In considering the reaction, there seems to be a confusion between two different ideas. The first is that it is right to treat the death of any human being as an occasion for the formal expression of grief and respect, the public recognition of loss - and perhaps irreparable trauma, if the death of a child is involved. This is why the thought of simply throwing away the body of a dead human being is intolerable and offensive. The second is the idea that the person who has died is somehow still living and must be kept intact in death. Yet anyone who does not believe in the literal doctrine of the resurrection of the physiological body (and that is nearly everyone, even professed Christians) must recognise that, after death, the body of their child will disintegrate, whether slowly in the earth or swiftly in the fire of cremation. How can those who object to the removal of organs from their child on the grounds that, as one enraged parent put it, "she cannot love us without a heart" also accept, as a social phenomenon, the increasingly common practice of cremation?

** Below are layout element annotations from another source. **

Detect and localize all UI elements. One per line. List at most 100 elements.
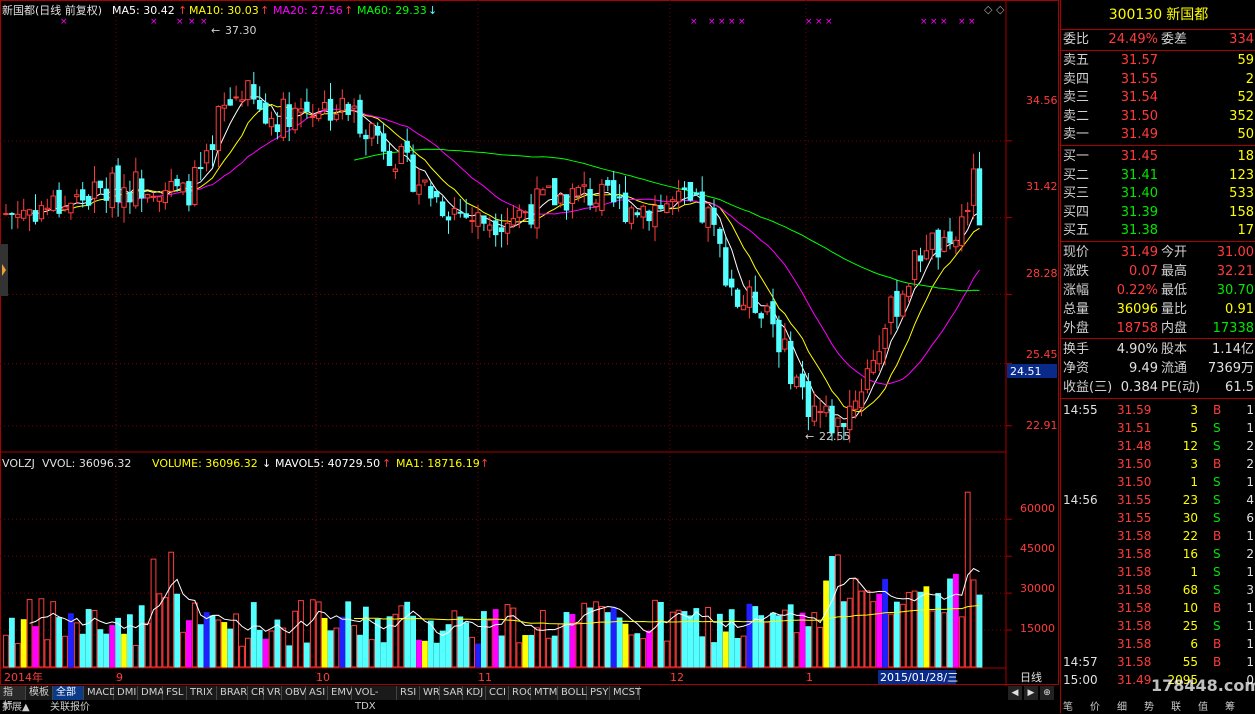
bid-row: 买四 31.39 158 (1061, 204, 1255, 222)
candle-body (162, 190, 169, 204)
bid-label: 买一 (1063, 149, 1090, 164)
bid-row: 买一 31.45 18 (1061, 148, 1255, 166)
candle-body (711, 207, 717, 225)
side-tab[interactable]: 细 (1117, 702, 1127, 713)
tick-count: 1 (1246, 655, 1254, 669)
indicator-tab[interactable]: DMI (114, 686, 138, 700)
candle-body (823, 405, 829, 414)
indicator-tab[interactable]: 模板 (26, 686, 53, 700)
indicator-tab[interactable]: VR (264, 686, 282, 700)
candle-body (398, 145, 405, 165)
candle-body (85, 195, 92, 206)
indicator-tab[interactable]: OBV (282, 686, 306, 700)
volume-bar (793, 632, 800, 668)
candle-body (746, 286, 753, 308)
indicator-tab[interactable]: FSL (163, 686, 187, 700)
ask-label: 卖四 (1063, 71, 1090, 87)
candle-body (493, 220, 499, 236)
indicator-tab[interactable]: KDJ (463, 686, 486, 700)
indicator-tab[interactable]: MCST (610, 686, 641, 700)
indicator-tab[interactable]: SAR (440, 686, 463, 700)
volume-bar (268, 630, 275, 668)
volume-bar (345, 601, 352, 668)
candle-body (327, 98, 334, 121)
candle-body (156, 196, 163, 202)
volume-bar (528, 634, 535, 668)
candle-body (198, 167, 204, 170)
stats-value: 0.384 (1120, 380, 1158, 395)
ask-price: 31.54 (1120, 90, 1158, 105)
candle-body (321, 101, 328, 110)
candle-body (457, 211, 464, 214)
indicator-tab[interactable]: VOL-TDX (352, 686, 397, 712)
side-tab[interactable]: 筹 (1225, 702, 1235, 713)
indicator-tab[interactable]: CR (248, 686, 265, 700)
candle-body (670, 199, 676, 203)
tick-side: S (1213, 619, 1221, 633)
kline-chart[interactable]: × × × × × × × × × × × × × × × × × × 新国都(日线 前复权) MA5: 30.4… (0, 0, 1060, 700)
side-tab[interactable]: 联 (1171, 702, 1181, 713)
signal-mark: × (968, 17, 976, 27)
quote-value: 36096 (1116, 302, 1158, 317)
indicator-tab[interactable]: TRIX (187, 686, 217, 700)
indicator-tab[interactable]: BOLL (558, 686, 587, 700)
indicator-tab[interactable]: BRAR (217, 686, 248, 700)
related-quote-tab[interactable]: 关联报价 (50, 702, 90, 713)
diamond-icon[interactable]: ◇ (984, 3, 993, 16)
indicator-tab[interactable]: WR (420, 686, 440, 700)
indicator-tab[interactable]: EMV (328, 686, 353, 700)
volume-bar (911, 590, 918, 668)
indicator-tab[interactable]: CCI (486, 686, 509, 700)
candle-body (56, 189, 62, 214)
zoom-icon[interactable]: ⊕ (1040, 686, 1054, 700)
volume-bar (351, 625, 358, 668)
kline-svg[interactable]: × × × × × × × × × × × × × × × × × × 新国都(日线 前复权) MA5: 30.4… (0, 0, 1060, 686)
volume-bar (888, 613, 894, 668)
volume-bar (551, 635, 558, 668)
candle-body (304, 101, 310, 113)
volume-bar (498, 635, 505, 668)
indicator-tab[interactable]: 全部 (53, 686, 84, 700)
scroll-right-icon[interactable]: ▶ (1024, 686, 1038, 700)
ma60-arrow-icon: ↓ (428, 4, 437, 17)
quote-label: 最高 (1161, 264, 1188, 279)
tick-time: 14:57 (1063, 655, 1098, 669)
volume-bar (256, 629, 263, 668)
indicator-tab[interactable]: 指标 (0, 686, 26, 712)
volume-bar (640, 638, 647, 668)
tick-count: 1 (1246, 619, 1254, 633)
indicator-tab[interactable]: ROC (509, 686, 534, 700)
indicator-tab[interactable]: PSY (587, 686, 610, 700)
side-tab[interactable]: 值 (1198, 702, 1208, 713)
scroll-left-icon[interactable]: ◀ (1008, 686, 1022, 700)
candle-body (9, 212, 15, 215)
volume-bar (929, 610, 936, 668)
indicator-tab[interactable]: RSI (397, 686, 420, 700)
side-tab[interactable]: 势 (1144, 702, 1154, 713)
side-tab[interactable]: 笔 (1063, 702, 1073, 713)
tick-count: 1 (1246, 403, 1254, 417)
indicator-tab[interactable]: ASI (306, 686, 328, 700)
tick-count: 2 (1246, 439, 1254, 453)
candle-body (947, 231, 953, 244)
indicator-tab[interactable]: MTM (531, 686, 558, 700)
indicator-tab[interactable]: DMA (138, 686, 164, 700)
volume-bar (197, 624, 204, 668)
expand-tab[interactable]: 扩展▲ (2, 702, 30, 713)
volume-bar (26, 599, 33, 668)
volume-bar (327, 630, 334, 668)
side-tab[interactable]: 价 (1090, 702, 1100, 713)
candle-body (622, 192, 629, 223)
period-label[interactable]: 日线 (1020, 670, 1042, 684)
candle-body (50, 195, 56, 211)
stock-name: 新国都 (1166, 7, 1209, 23)
indicator-tab[interactable]: MACD (84, 686, 117, 700)
watermark: 178448.com (1151, 676, 1255, 695)
diamond-icon-2[interactable]: ◇ (996, 3, 1005, 16)
candle-body (504, 222, 511, 234)
signal-mark: × (60, 17, 68, 27)
volume-bar (634, 633, 641, 668)
volume-bar (575, 621, 582, 668)
chart-title: 新国都(日线 前复权) (2, 3, 102, 17)
volume-bar (604, 612, 611, 668)
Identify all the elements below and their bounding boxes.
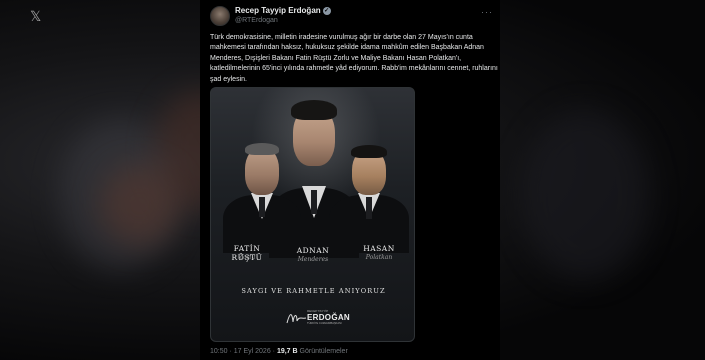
- author-name-row[interactable]: Recep Tayyip Erdoğan ✓: [235, 6, 331, 15]
- portrait-right: [329, 143, 409, 253]
- seal-name-text: ERDOĞAN: [307, 313, 350, 322]
- image-motto: SAYGI VE RAHMETLE ANIYORUZ: [241, 287, 386, 295]
- handwritten-signature: [286, 314, 307, 324]
- person-signature-right: Polatkan: [365, 254, 393, 261]
- blurred-figure: [520, 110, 650, 280]
- seal-bottom-text: TÜRKİYE CUMHURBAŞKANI: [307, 322, 342, 325]
- signature-seal: RECEP TAYYİP ERDOĞAN TÜRKİYE CUMHURBAŞKA…: [285, 308, 350, 328]
- person-name-center: ADNAN: [296, 246, 330, 255]
- views-count[interactable]: 19,7 B: [277, 348, 298, 355]
- avatar[interactable]: [210, 6, 230, 26]
- author-name[interactable]: Recep Tayyip Erdoğan: [235, 6, 321, 15]
- person-name-right: HASAN: [363, 244, 395, 253]
- x-logo-icon[interactable]: 𝕏: [30, 8, 41, 25]
- views-label: Görüntülemeler: [299, 348, 348, 355]
- more-options-icon[interactable]: ···: [481, 7, 493, 17]
- verified-badge-icon: ✓: [322, 6, 331, 15]
- post-time[interactable]: 10:50 · 17 Eyl 2026: [210, 348, 271, 355]
- post-text: Türk demokrasisine, milletin iradesine v…: [210, 34, 498, 83]
- author-handle[interactable]: @RTErdogan: [235, 17, 278, 24]
- person-signature-center: Menderes: [297, 256, 329, 263]
- person-signature-left: Zorlu: [238, 254, 256, 261]
- portrait-left: [223, 143, 301, 253]
- post-header: Recep Tayyip Erdoğan ✓ @RTErdogan ···: [210, 6, 495, 28]
- post-meta: 10:50 · 17 Eyl 2026 · 19,7 B Görüntüleme…: [210, 348, 348, 355]
- post-image[interactable]: FATİN RÜŞTÜ Zorlu ADNAN Menderes HASAN P…: [210, 87, 415, 342]
- blurred-figure: [100, 165, 180, 245]
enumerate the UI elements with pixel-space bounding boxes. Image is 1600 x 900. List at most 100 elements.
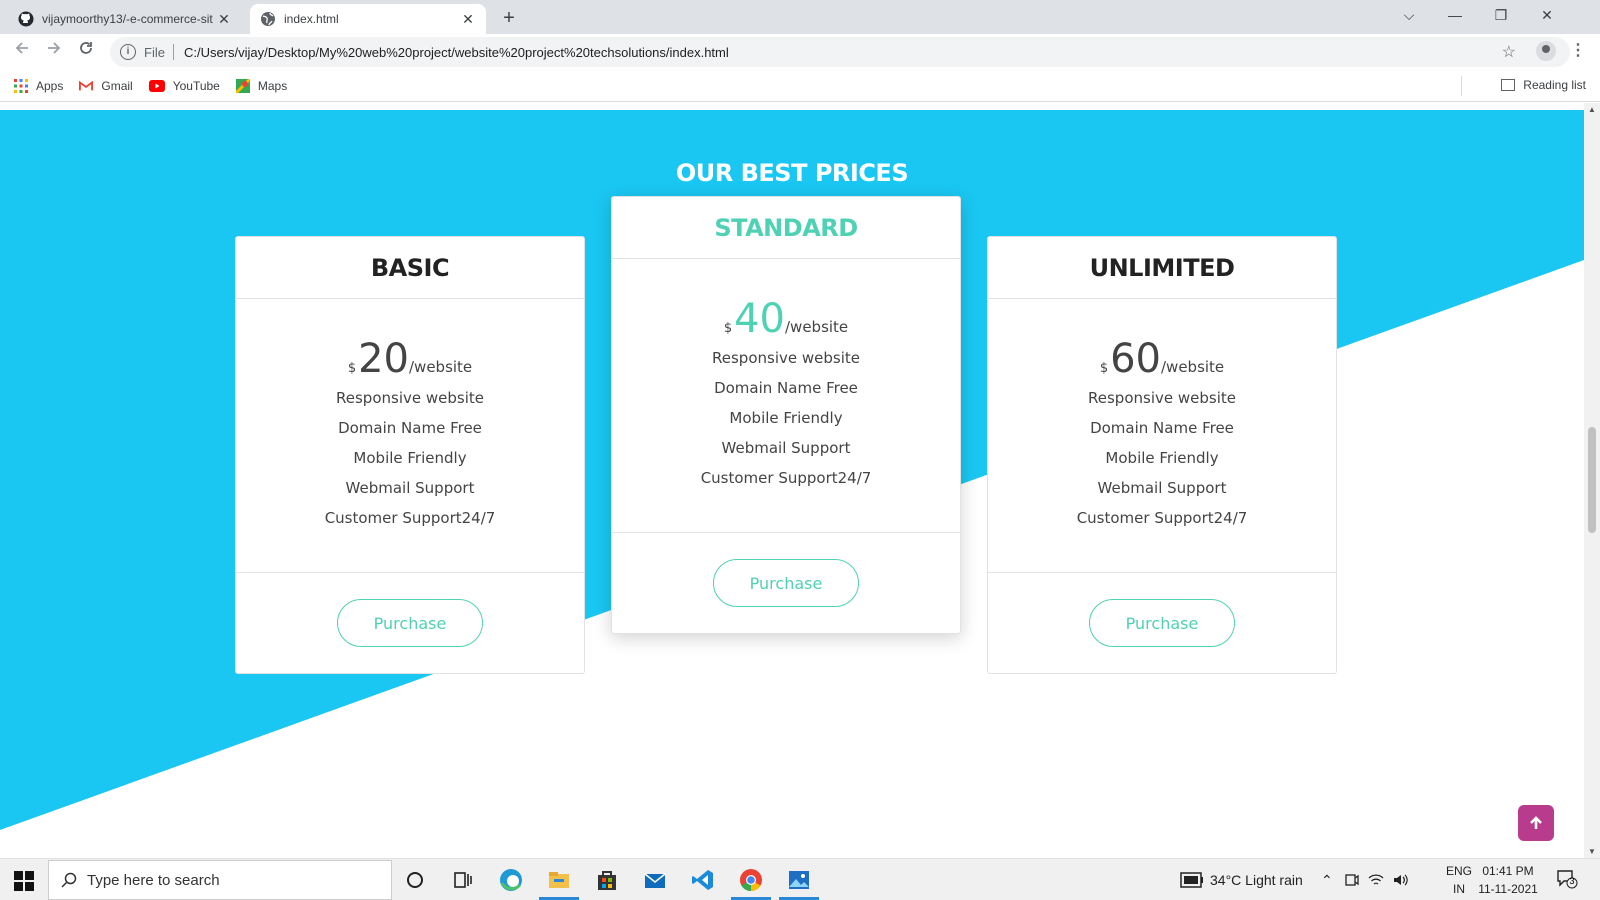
browser-toolbar: i File C:/Users/vijay/Desktop/My%20web%2…: [0, 34, 1600, 70]
weather-text: 34°C Light rain: [1210, 872, 1303, 888]
chrome-icon[interactable]: [738, 867, 764, 893]
search-icon: [61, 872, 77, 888]
store-icon[interactable]: [594, 867, 620, 893]
reading-list-button[interactable]: Reading list: [1501, 78, 1586, 92]
task-view-icon[interactable]: [450, 867, 476, 893]
bookmark-label: Maps: [257, 78, 288, 93]
plan-price: $ 60 /website: [988, 339, 1336, 383]
taskbar-search-box[interactable]: Type here to search: [48, 860, 392, 900]
feature-item: Responsive website: [712, 349, 860, 367]
bookmark-youtube[interactable]: YouTube: [148, 78, 220, 93]
bookmark-label: Apps: [36, 78, 64, 93]
url-text[interactable]: C:/Users/vijay/Desktop/My%20web%20projec…: [184, 45, 729, 60]
photos-icon[interactable]: [786, 867, 812, 893]
tab-search-button[interactable]: ⌵: [1386, 0, 1432, 30]
wifi-icon[interactable]: [1368, 872, 1384, 888]
info-icon[interactable]: i: [120, 44, 136, 60]
feature-item: Mobile Friendly: [353, 449, 467, 467]
forward-button[interactable]: [42, 40, 66, 64]
reload-icon: [80, 42, 92, 54]
price-period: /website: [409, 358, 473, 376]
tab-index[interactable]: index.html ✕: [250, 4, 486, 34]
meet-now-icon[interactable]: [1344, 872, 1360, 888]
feature-item: Webmail Support: [1097, 479, 1227, 497]
currency: $: [1099, 361, 1109, 376]
file-explorer-icon[interactable]: [546, 867, 572, 893]
restore-button[interactable]: ❐: [1478, 0, 1524, 30]
youtube-icon: [148, 79, 165, 92]
language-indicator[interactable]: ENG IN: [1446, 862, 1472, 898]
plan-price: $ 40 /website: [612, 299, 960, 343]
search-placeholder: Type here to search: [87, 871, 220, 889]
vscode-icon[interactable]: [690, 867, 716, 893]
notification-center-button[interactable]: 3: [1556, 869, 1578, 889]
scroll-to-top-button[interactable]: [1518, 805, 1554, 841]
back-button[interactable]: [10, 40, 34, 64]
new-tab-button[interactable]: +: [496, 6, 522, 32]
purchase-button-standard[interactable]: Purchase: [713, 559, 859, 607]
browser-tabstrip: vijaymoorthy13/-e-commerce-sit ✕ index.h…: [0, 0, 1600, 34]
plan-details: $ 40 /website Responsive website Domain …: [612, 259, 960, 533]
apps-grid-icon: [14, 78, 28, 93]
close-window-button[interactable]: ✕: [1524, 0, 1570, 30]
mail-icon[interactable]: [642, 867, 668, 893]
chevron-up-icon[interactable]: ⌃: [1321, 859, 1333, 900]
close-icon[interactable]: ✕: [216, 11, 232, 28]
purchase-button-unlimited[interactable]: Purchase: [1089, 599, 1235, 647]
purchase-button-basic[interactable]: Purchase: [337, 599, 483, 647]
gmail-icon: [79, 80, 94, 90]
arrow-up-icon: [1530, 816, 1542, 829]
plan-details: $ 20 /website Responsive website Domain …: [236, 299, 584, 573]
star-icon[interactable]: ☆: [1502, 42, 1516, 62]
battery-icon[interactable]: [1180, 870, 1204, 890]
bookmark-maps[interactable]: Maps: [235, 78, 288, 93]
reload-button[interactable]: [74, 40, 98, 64]
arrow-left-icon: [15, 42, 28, 54]
cortana-icon[interactable]: [402, 867, 428, 893]
close-icon[interactable]: ✕: [460, 11, 476, 28]
price-amount: 60: [1110, 336, 1161, 382]
plan-price: $ 20 /website: [236, 339, 584, 383]
plan-footer: Purchase: [236, 573, 584, 673]
edge-icon[interactable]: [498, 867, 524, 893]
reading-list-icon: [1501, 79, 1516, 91]
feature-item: Webmail Support: [721, 439, 851, 457]
bookmarks-bar: Apps Gmail YouTube Maps Reading list: [0, 70, 1600, 102]
feature-item: Mobile Friendly: [1105, 449, 1219, 467]
maps-icon: [235, 78, 250, 93]
scroll-up-arrow-icon[interactable]: ▲: [1588, 105, 1596, 114]
tab-title: index.html: [284, 12, 339, 26]
page-scrollbar[interactable]: ▲ ▼: [1584, 103, 1600, 858]
price-amount: 20: [358, 336, 409, 382]
pricing-card-unlimited: UNLIMITED $ 60 /website Responsive websi…: [987, 236, 1337, 674]
windows-start-icon[interactable]: [14, 871, 34, 891]
plan-details: $ 60 /website Responsive website Domain …: [988, 299, 1336, 573]
notification-count: 3: [1569, 876, 1575, 886]
volume-icon[interactable]: [1392, 872, 1408, 888]
scroll-down-arrow-icon[interactable]: ▼: [1588, 847, 1596, 856]
plan-name: STANDARD: [612, 197, 960, 259]
bookmark-label: Gmail: [101, 78, 133, 93]
feature-item: Mobile Friendly: [729, 409, 843, 427]
divider: [172, 44, 174, 60]
plan-name: UNLIMITED: [988, 237, 1336, 299]
tab-github[interactable]: vijaymoorthy13/-e-commerce-sit ✕: [8, 4, 242, 34]
feature-item: Domain Name Free: [338, 419, 482, 437]
weather-widget[interactable]: 34°C Light rain: [1210, 859, 1303, 900]
address-bar[interactable]: i File C:/Users/vijay/Desktop/My%20web%2…: [110, 37, 1570, 67]
profile-icon[interactable]: [1536, 41, 1556, 61]
bookmark-label: YouTube: [172, 78, 220, 93]
currency: $: [723, 321, 733, 336]
bookmark-gmail[interactable]: Gmail: [79, 78, 133, 93]
page-viewport: OUR BEST PRICES BASIC $ 20 /website Resp…: [0, 103, 1584, 858]
reading-list-label: Reading list: [1523, 78, 1586, 92]
bookmark-apps[interactable]: Apps: [14, 78, 64, 93]
taskbar-clock[interactable]: 01:41 PM 11-11-2021: [1478, 862, 1538, 898]
more-menu-icon[interactable]: ⋮: [1570, 40, 1586, 60]
plan-footer: Purchase: [612, 533, 960, 633]
feature-item: Responsive website: [1088, 389, 1236, 407]
minimize-button[interactable]: —: [1432, 0, 1478, 30]
globe-icon: [261, 12, 275, 26]
divider: [1461, 76, 1462, 96]
scrollbar-thumb[interactable]: [1588, 427, 1596, 533]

Cremation is still not a universally accepted way of disposing of the dead; but it is widely practised, and even encouraged, as graveyards become full. It is certainly recognised by the church. It would be far better to embrace the idea that, in death, a human being might indirectly benefit others by the postmortem use of organs or tissue than to encourage and foster the superstition that a body must be buried intact, and that otherwise the person has not been properly respected and mourned. The new law is a very modest step in the right direction, but its immediate impact may, sadly, be small.